LLM contribution policy for Linebender projects

Open-source projects are facing an increasing amount of submissions generated in whole or in part by LLMs.

Maintainers tend to strongly dislike them: they require very little effort to create (since a machine is doing all the work) but a lot of effort to review (since LLMs make mistakes that are hard to track down). Because LLMs are good at mimicking high-effort contributors, maintainers often feel pressured to give the benefit of the doubt to the submitter and give a level of feedback that isn't warranted by the effort the submitter made.

Still, LLM agents can produce high-quality code, so we don't want to ban them altogether.

This document outlines Linebender's official policy for LLM contributions, inspired by this zulip discussion.

Disclosure

Contributors should disclose their LLM usage ahead of time. Reviewers will not be happy if a contributor only admits to using LLMs after being prodded, and will tend to assume the contributor is downplaying their level of AI use.

This above applies even if the reviewer double-checked everything the LLM wrote.
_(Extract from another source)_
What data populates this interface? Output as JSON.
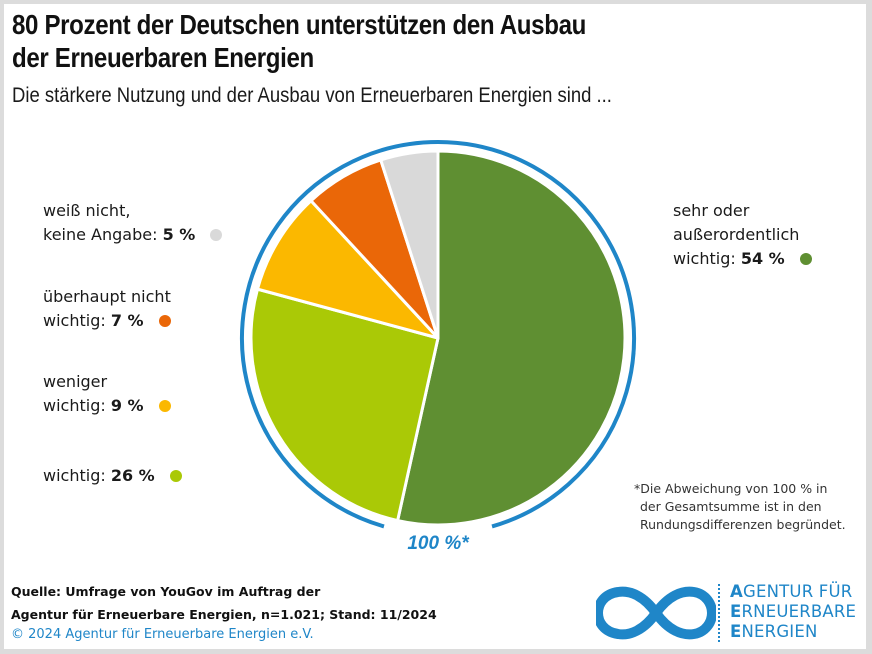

In our experience, people overestimate their level of understanding of agent-produced code when the agent had a high level of initiative. "Code you wrote yourself" and "Code you read after the LLM wrote it" do not warrant the same level of scrutiny.

Contributors should also disclose content that wasn't written by an agent, but was a direct result of LLM outputs, notably:

Code or documentation that was created following an outline, plan or architecture proposed by an LLM.
Code that was copy-pasted by an AI chat tool (e.g. ChatGPT), even if the code was double-checked or adjusted.

This disclosure should be included in the PR description, so that it appears in the final commit message.

Copilot-like tools

Tools like Github Copilot or Cursor Tab that do small tab-completion of code you're writing fall in a grey area.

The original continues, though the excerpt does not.